Friday, December 30, 2005

Curiouser

The latest edition of coreweekly, the "faux alt" put out by the company that publishes Madison's daily papers, uses an entertainment listing to take a bold editorial stance against Alcoholics Anonymous and Narcotics Anonymous:
Sunday January 01
LifeRing Secular Recovery Group
Wil-Mar Center
9 P.M.
Free
The most important rule of New Year's resolutions is to start them right away -- every day that goes by reduces the chance you will take the first step. No resolution is more pressing than aiding your health and well-being. If you have decided to end a drug dependency, this is a fine venue, a meeting that convenes right away. Unlike Alcoholics and Narcotics Anonymous, LifeRing doesn't affiliate itself with Christianity, focusing on actual salvation instead of a spiritual one. But, regardless of whose help you seek, realize that there is no reason to go it alone.
For the record, AA and NA do not affiliate themselves with Christianity, though they have been known, under certain circumstances, to help people not puke themselves or commit vehicular homicide. But what is responsible journalism for, if not to make false claims that could scare desperate people away from helpful organizations? Now that's "alt"!

Thursday, December 29, 2005

An APB

Hey Back With Interest readers: If you're a Madison blogger, or if there are Madison blogs you're keen on (or even not so keen on), tell me what they are. Someone has to keep track of these things.
What the

Hey, when did the Madison edition of The Onion stop running classified ads? Curious.
Sweet stuff

They're one of the unlikelier staples of the Yuletide season: Harry and David, the Medford, Ore.-based purveyors of mail-order fruit. We received boxes of Harry and David pears from two different sources this Christmas, and these are some discomfitingly wonderful pears. I just had one so juicy that I ate it over the kitchen sink.

But I confess that until lately, I found the concept odd. Mail-order fruit?

This year was different, though, because I was inundated as never before by holiday snacks, most of them unhealthy. Between work and home, this holidays I ate cookies, brownies, fudge, walnut clusters, fancy boxed candy and chocolate-covered pretzels, among other things, and that's not even counting what I ate at the parties.

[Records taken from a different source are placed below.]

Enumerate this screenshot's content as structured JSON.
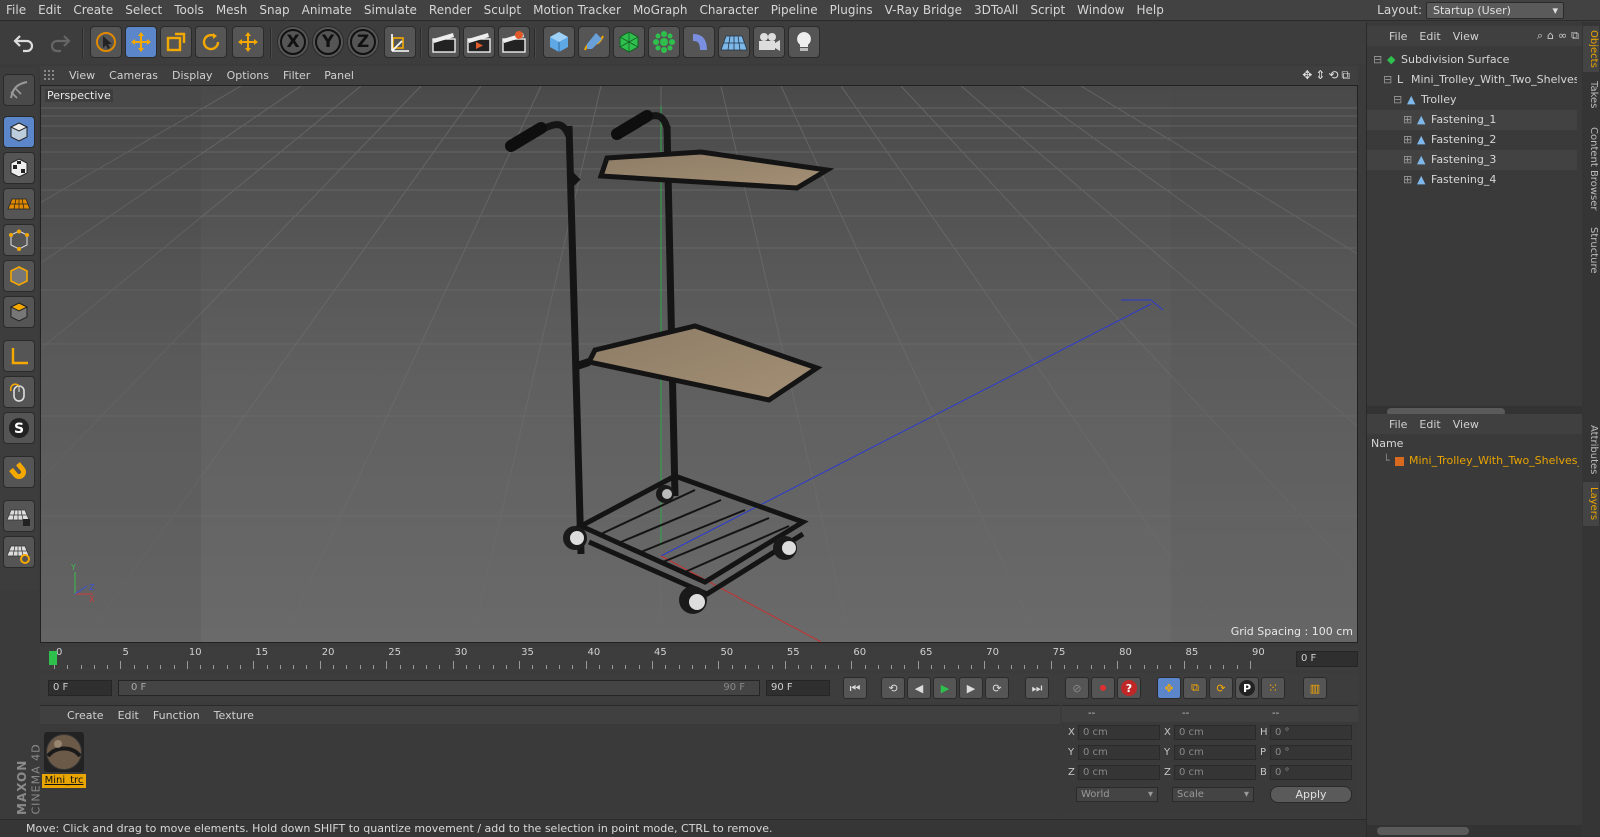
{
  "menubar": {
    "items": [
      "File",
      "Edit",
      "Create",
      "Select",
      "Tools",
      "Mesh",
      "Snap",
      "Animate",
      "Simulate",
      "Render",
      "Sculpt",
      "Motion Tracker",
      "MoGraph",
      "Character",
      "Pipeline",
      "Plugins",
      "V-Ray Bridge",
      "3DToAll",
      "Script",
      "Window",
      "Help"
    ],
    "layout_label": "Layout:",
    "layout_value": "Startup (User)"
  },
  "toolbar": {
    "axis_x": "X",
    "axis_y": "Y",
    "axis_z": "Z"
  },
  "viewport": {
    "menu": [
      "View",
      "Cameras",
      "Display",
      "Options",
      "Filter",
      "Panel"
    ],
    "label": "Perspective",
    "grid_spacing": "Grid Spacing : 100 cm"
  },
  "timeline": {
    "ticks": [
      "0",
      "5",
      "10",
      "15",
      "20",
      "25",
      "30",
      "35",
      "40",
      "45",
      "50",
      "55",
      "60",
      "65",
      "70",
      "75",
      "80",
      "85",
      "90"
    ],
    "current_frame": "0 F"
  },
  "transport": {
    "start_field": "0 F",
    "range_start": "0 F",
    "range_end": "90 F",
    "end_field": "90 F"
  },
  "materials": {
    "menu": [
      "Create",
      "Edit",
      "Function",
      "Texture"
    ],
    "material_name": "Mini_trc"
  },
  "coords": {
    "header": [
      "--",
      "--",
      "--"
    ],
    "rows": [
      {
        "a": "X",
        "av": "0 cm",
        "b": "X",
        "bv": "0 cm",
        "c": "H",
        "cv": "0 °"
      },
      {
        "a": "Y",
        "av": "0 cm",
        "b": "Y",
        "bv": "0 cm",
        "c": "P",
        "cv": "0 °"
      },
      {
        "a": "Z",
        "av": "0 cm",
        "b": "Z",
        "bv": "0 cm",
        "c": "B",
        "cv": "0 °"
      }
    ],
    "world": "World",
    "scale": "Scale",
    "apply": "Apply"
  },
  "status": "Move: Click and drag to move elements. Hold down SHIFT to quantize movement / add to the selection in point mode, CTRL to remove.",
  "objects": {
    "menu": [
      "File",
      "Edit",
      "View"
    ],
    "tree": [
      {
        "name": "Subdivision Surface",
        "indent": 0
      },
      {
        "name": "Mini_Trolley_With_Two_Shelves_",
        "indent": 1
      },
      {
        "name": "Trolley",
        "indent": 2
      },
      {
        "name": "Fastening_1",
        "indent": 3
      },
      {
        "name": "Fastening_2",
        "indent": 3
      },
      {
        "name": "Fastening_3",
        "indent": 3
      },
      {
        "name": "Fastening_4",
        "indent": 3
      }
    ]
  },
  "layers": {
    "menu": [
      "File",
      "Edit",
      "View"
    ],
    "column": "Name",
    "item": "Mini_Trolley_With_Two_Shelves_B"
  },
  "sidetabs": [
    "Objects",
    "Takes",
    "Content Browser",
    "Structure",
    "Attributes",
    "Layers"
  ],
  "brand": {
    "maxon": "MAXON",
    "cinema": "CINEMA 4D"
  },
  "colors": {
    "accent": "#e8a400",
    "selected": "#5b86c9",
    "green": "#2fbf4c"
  }
}
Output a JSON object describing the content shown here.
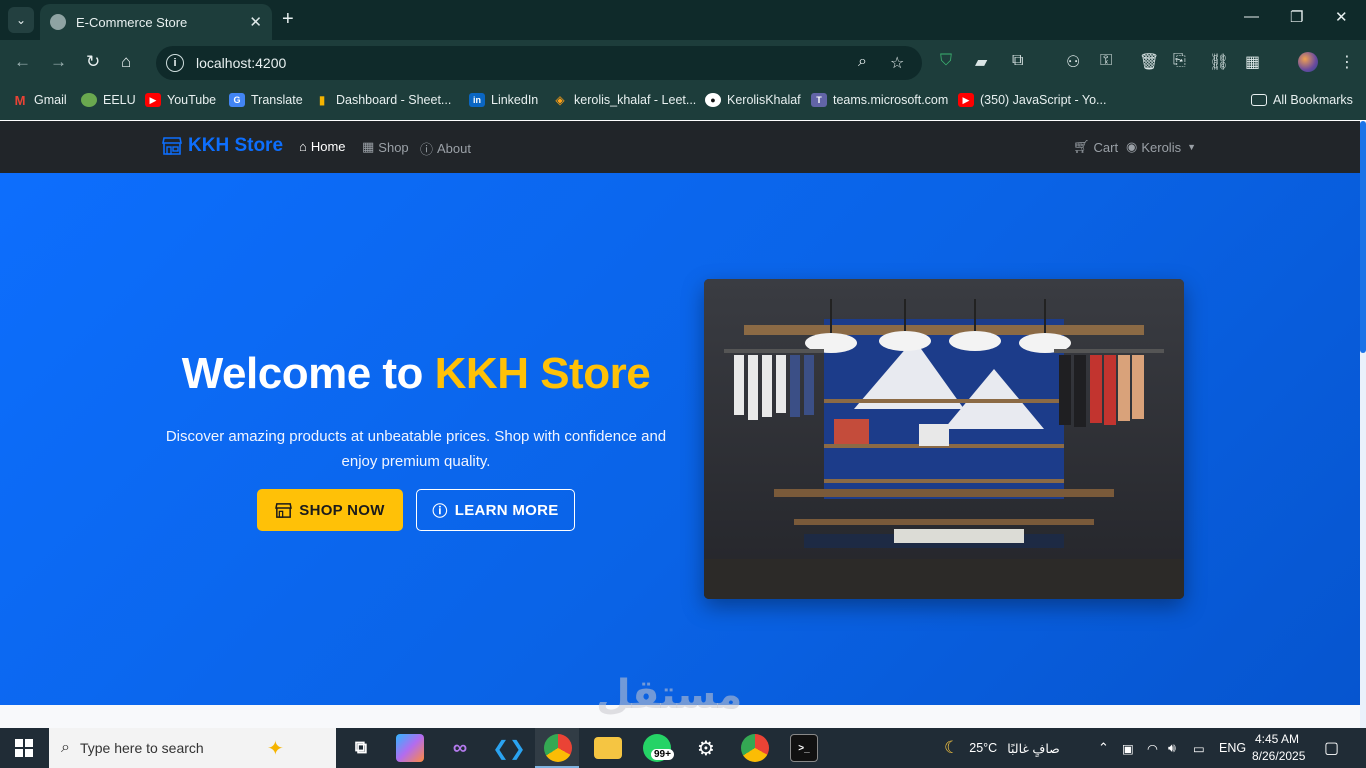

And so it was amid this deluge of chocolate that the Harry and David gift boxes made all kinds of sense: sweet Jesus, fresh fruit! I think those pears are the only produce I ate between Thanksgiving and Christmas Eve.

Wednesday, December 28, 2005

Search for meaning

According to Back With Interest's statistics page on sitemeter.com, someone found their way here by searching for the phrase "I farted in synagogue."

Bless you!
Mistaken identity

Based purely on the URL, at first I thought this Web site was about something else. Doesn't it seem like it should be? Something local?
I may or may not be ready for some football

I bid farewell to "Monday Night Football," which this week concluded its run on broadcast network television. Never a huge sports fan, I was briefly preoccupied with professional football in the mid-1990s, and I particularly liked "Monday Night Football," with its slick production and celebrity cameos. I admired the smooth delivery of play-by-play man Al Michaels, but more than that I enjoyed the theme song by Hank Williams, Jr., an inelegant rewrite of his 1984 hit "All My Rowdy Friends are Coming Over Tonight." Week after week Williams sang the tune, always with a special lyric that summed up the night's match without saying very much ("The 'Boys and the Bears are lookin' mighty tough!").

As the years passed, the segments grew more and more bizarre -- I recall one season's particularly ill-advised theme that saw Williams paired with tap dancers a la Bring in Da Noise, Bring in Da Funk. Wha?

Tuesday, December 27, 2005

Spiritual food

In what comes as sad news to fans of divinely inspired pastry, the Nun Bun has been stolen from Bongo Java, the Nashville, Tenn. coffee shop where the cinnamon roll in question first surfaced ten years ago. The Nun Bun of Nashville, my hometown, is so called because it strongly resembles Mother Teresa.

If you encounter any nun buns at your local pawnshop, call the cops.